Sono rimasto esterrefatto,
le sue domande mi hanno lasciato di sasso e, mi creda, come docente, seppur
universitario, sono abituato da anni ad ogni tipo di domande.
Ma veniamo al punto, alla
teoria.
Con il nome di strategia
R e strategia K gli zoologi definiscono i due differenti modelli teorici
di strategia riproduttiva e di cura parentale.
Strategia R: fare
moltissimi figli curandoli pochissimo.
Strategia K: fare pochissimi
figli dando loro il massimo delle attenzioni possibili.
Un esempio estremizzato di strategia
R può essere l’aragosta, la quale dà alla luce migliaia e
migliaia di larve che vanno subito a far parte di un plancton con il quale
essa, l’aragosta, non ha niente a che fare.
L’esempio estremizzato di
strategia K è il gorilla, un figlio ogni parto, un minimo di cinque
anni tra un parto e l’altro ed un’attenzione quasi ossessiva dei genitori
per il figlio.
Questi sono gli estremi,
in mezzo stanno tutte le altre specie animali -senza considerare, per ora,
il fatto che anche all’interno della stessa specie ci possono essere comportamenti
riproduttivi differenziati, più R-orientati o più K-orientati-.
La strategia R è
tipica di quelle specie che non possono permettersi di insegnare niente
-intendo, che cervello e che comunicazione può avere un’aragosta
per insegnare qualcosa alla prole? Avrà quindi più probabilità
di trasmettere i propri geni facendo un numero elevatissimo di figli- oppure
di quelle specie che vivono in ambienti che debbano essere colonizzati
rapidamente o, ancora, in ambienti in rapida evoluzione -faccio tanti figli;
bene, almeno un paio di loro saranno adatti a questo ambiente che non conosco
bene-.
La strategia K è
tipica di quelle specie che hanno determinate possibilità di insegnamento
e apprendimento e che vivono perfettamente integrate in un ambiente che
conoscono alla perfezione -faccio pochi figli ma spendo gran parte del
mio tempo ad insegnare ciò che sarà loro utile per avere
il massimo successo nella vita-.
A occhio la strategia K
sembrerebbe di gran lunga la migliore ma, per la verità, è
anche assai rischiosa; provi a pensare cosa può succedere se io
spendo anni ad insegnare un comportamento e, a causa di un cambiamento
nell’habitat, quel comportamento non è più valido, o addirittura
l’alunno muore.
Se volessimo applicare questi
modelli alle società umane, potremmo dire che la strategia R è
tipica di società meno avanzate culturalmente o in gran fermento
espansionistico -pensi ai proletari dell’ottocento o ai pionieri che hanno
colonizzato i nostri due paesi- mentre la strategia K è tipica di
società più ‘posate’, stabilizzate e a più alto contenuto
culturale.
Il mio collega George H.
Evanston Ph.D., docente di psicologia in questa stessa Università,
sostiene che, facendo un’astrazione non troppo corretta da un punto di
vista scientifico, potremmo trovare dei comportamenti generici R e dei
comportamenti generici K; gli uomini R sono quelli che si buttano in duemila
progetti sperando che almeno uno di essi vada in porto, i K si applicano
ad una cosa, ad un progetto, magari programmano la loro intera vita in
base a questo progetto -e poi, alla fine, può anche saltare fuori
che il loro progetto è stato superato da altri, magari tirati fuori
da un R.-
Questa introduzione era
necessaria per meglio inquadrare questi due modelli dei quali, comunque,
lei aveva già una qualche idea seppur approssimativa.

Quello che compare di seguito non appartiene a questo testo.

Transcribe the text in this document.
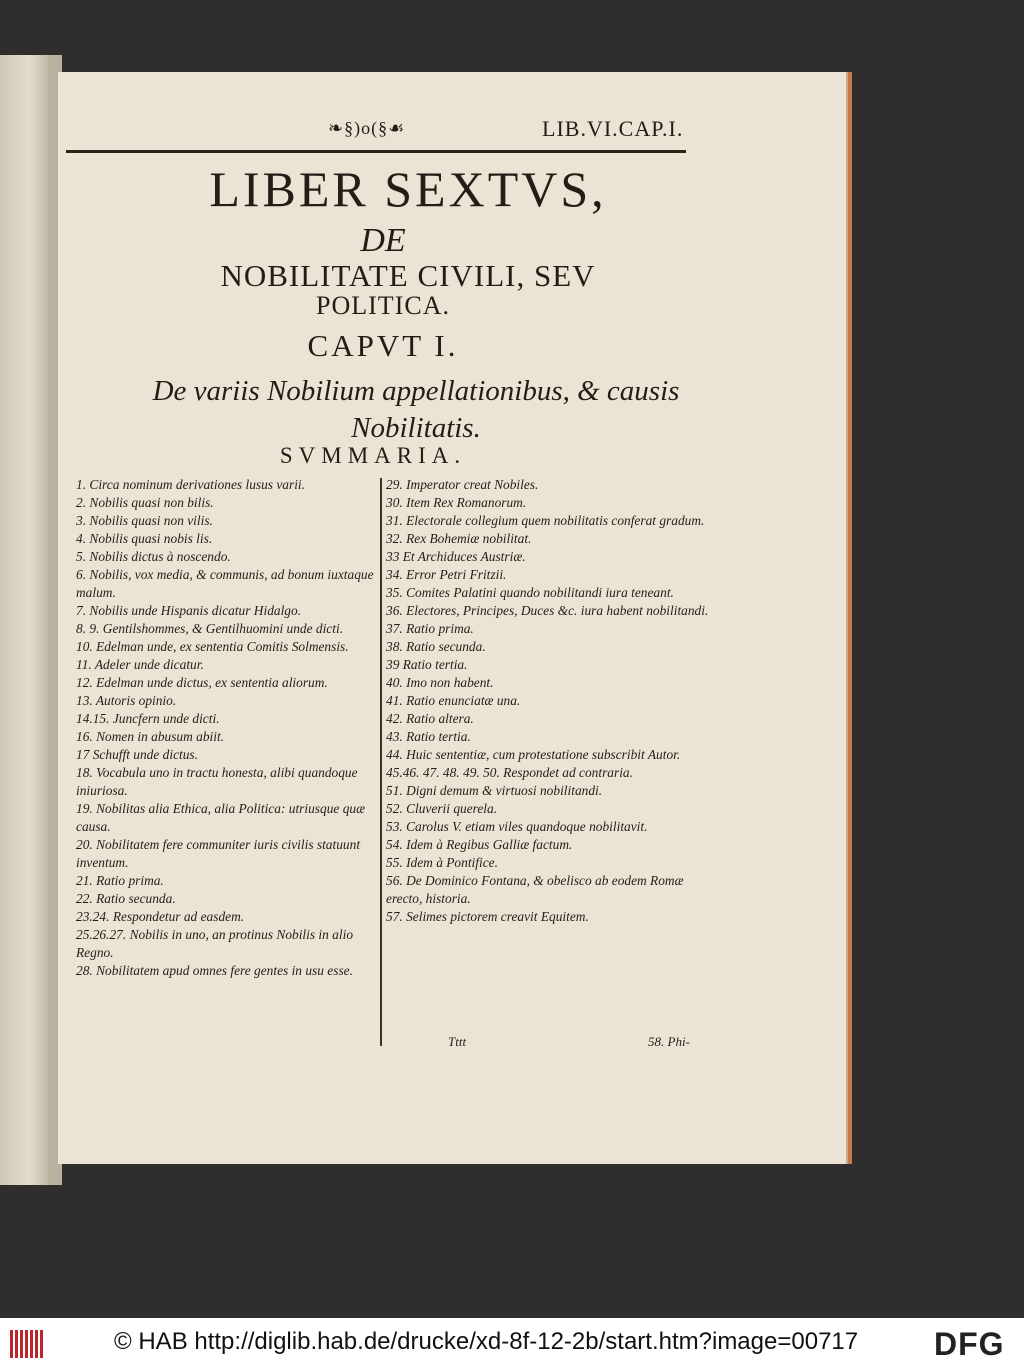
❧§)o(§☙	LIB.VI.CAP.I.
LIBER SEXTVS,
DE
NOBILITATE CIVILI, SEV
POLITICA.
CAPVT I.
De variis Nobilium appellationibus, & causis Nobilitatis.
SVMMARIA.

1. Circa nominum derivationes lusus varii.

2. Nobilis quasi non bilis.

3. Nobilis quasi non vilis.

4. Nobilis quasi nobis lis.

5. Nobilis dictus à noscendo.

6. Nobilis, vox media, & communis, ad bonum iuxtaque malum.

7. Nobilis unde Hispanis dicatur Hidalgo.

8. 9. Gentilshommes, & Gentilhuomini unde dicti.

10. Edelman unde, ex sententia Comitis Solmensis.

11. Adeler unde dicatur.

12. Edelman unde dictus, ex sententia aliorum.

13. Autoris opinio.

14.15. Juncfern unde dicti.

16. Nomen in abusum abiit.

17 Schufft unde dictus.

18. Vocabula uno in tractu honesta, alibi quandoque iniuriosa.

19. Nobilitas alia Ethica, alia Politica: utriusque quæ causa.

20. Nobilitatem fere communiter iuris civilis statuunt inventum.

21. Ratio prima.

22. Ratio secunda.

23.24. Respondetur ad easdem.

25.26.27. Nobilis in uno, an protinus Nobilis in alio Regno.

28. Nobilitatem apud omnes fere gentes in usu esse.

29. Imperator creat Nobiles.

30. Item Rex Romanorum.

31. Electorale collegium quem nobilitatis conferat gradum.

32. Rex Bohemiæ nobilitat.

33 Et Archiduces Austriæ.

34. Error Petri Fritzii.

35. Comites Palatini quando nobilitandi iura teneant.

36. Electores, Principes, Duces &c. iura habent nobilitandi.

37. Ratio prima.

38. Ratio secunda.

39 Ratio tertia.

40. Imo non habent.

41. Ratio enunciatæ una.

42. Ratio altera.

43. Ratio tertia.

44. Huic sententiæ, cum protestatione subscribit Autor.

45.46. 47. 48. 49. 50. Respondet ad contraria.

51. Digni demum & virtuosi nobilitandi.

52. Cluverii querela.

53. Carolus V. etiam viles quandoque nobilitavit.

54. Idem à Regibus Galliæ factum.

55. Idem à Pontifice.

56. De Dominico Fontana, & obelisco ab eodem Romæ erecto, historia.

57. Selimes pictorem creavit Equitem.

Tttt	58. Phi-
© HAB http://diglib.hab.de/drucke/xd-8f-12-2b/start.htm?image=00717 DFG
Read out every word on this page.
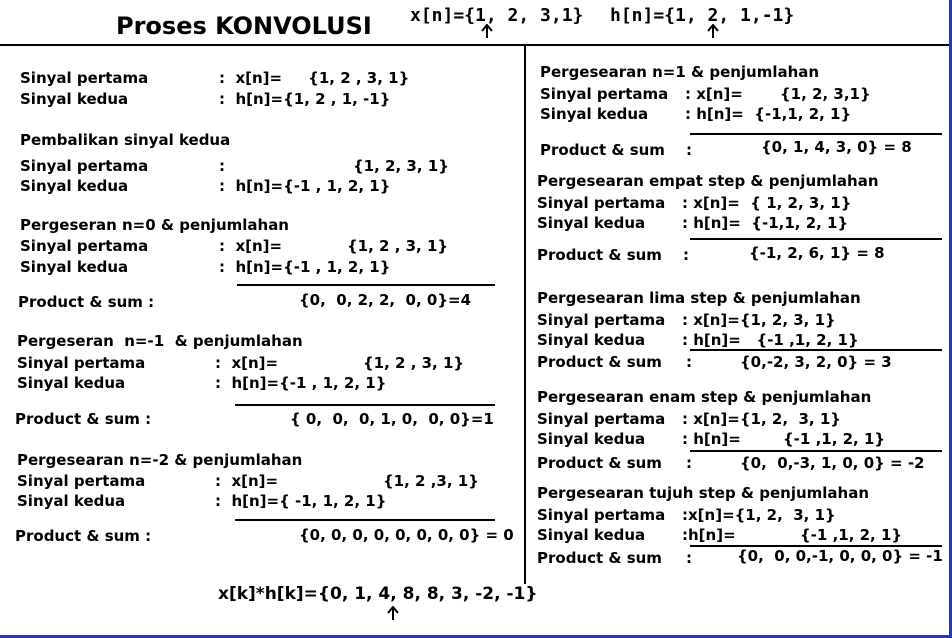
Proses KONVOLUSI x[n]={1, 2, 3,1} h[n]={1, 2, 1,-1}
Sinyal pertama	:  x[n]=     {1, 2 , 3, 1}
Sinyal kedua	:  h[n]={1, 2 , 1, -1}
Pembalikan sinyal kedua
Sinyal pertama	:	{1, 2, 3, 1}
Sinyal kedua	:  h[n]={-1 , 1, 2, 1}
Pergeseran n=0 & penjumlahan
Sinyal pertama	:  x[n]=	{1, 2 , 3, 1}
Sinyal kedua	:  h[n]={-1 , 1, 2, 1}
Product & sum :	{0,  0, 2, 2,  0, 0}=4
Pergeseran  n=-1  & penjumlahan
Sinyal pertama	:  x[n]=	{1, 2 , 3, 1}
Sinyal kedua	:  h[n]={-1 , 1, 2, 1}
Product & sum :	{ 0,  0,  0, 1, 0,  0, 0}=1
Pergesearan n=-2 & penjumlahan
Sinyal pertama	:  x[n]=	{1, 2 ,3, 1}
Sinyal kedua	:  h[n]={ -1, 1, 2, 1}
Product & sum :	{0, 0, 0, 0, 0, 0, 0, 0} = 0
Pergesearan n=1 & penjumlahan
Sinyal pertama : x[n]= {1, 2, 3,1}
Sinyal kedua : h[n]=  {-1,1, 2, 1}
Product & sum :	{0, 1, 4, 3, 0} = 8
Pergesearan empat step & penjumlahan
Sinyal pertama : x[n]=  { 1, 2, 3, 1}
Sinyal kedua : h[n]=  {-1,1, 2, 1}
Product & sum :	{-1, 2, 6, 1} = 8
Pergesearan lima step & penjumlahan
Sinyal pertama : x[n]={1, 2, 3, 1}
Sinyal kedua : h[n]=   {-1 ,1, 2, 1}
Product & sum :	{0,-2, 3, 2, 0} = 3
Pergesearan enam step & penjumlahan
Sinyal pertama : x[n]={1, 2,  3, 1}
Sinyal kedua : h[n]=	{-1 ,1, 2, 1}
Product & sum :	{0,  0,-3, 1, 0, 0} = -2
Pergesearan tujuh step & penjumlahan
Sinyal pertama :x[n]={1, 2,  3, 1}
Sinyal kedua :h[n]=	{-1 ,1, 2, 1}
Product & sum :	{0,  0, 0,-1, 0, 0, 0} = -1
x[k]*h[k]={0, 1, 4, 8, 8, 3, -2, -1}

Il punto, il punto di difficilissima
risoluzione sul quale lei vorrebbe chiarimenti, è questo: ammettendo
che il rapporto tra Dio e il Cristo possa essere considerato un normale
rapporto padre-figlio, quale è la strategia riproduttiva che li
lega?
Il Cristo è Figlio
di un modello riproduttivo R-orientato o K-orientato?
Mi permetta di dirle che
questa non è l’unica cosa da ammettere prima di iniziare una analisi
del genere, infatti bisogna anche sorvolare sul fatto che il fine in questo
caso non è sicuramente la trasmissione del proprio genoma ma, probabilmente,
la salvezza del Genere Umano tramite il Sacrificio e la trasmissione della
Parola e, quindi, ammettere che i due risultati -trasmissione genoma e
trasmissione Parola- possano essere considerati omogeneamente come ‘successo
del figlio’ (spero di esser stato chiaro, anche se capisco che non tutto
possa essere facilmente comprensibile per i non addetti ai lavori).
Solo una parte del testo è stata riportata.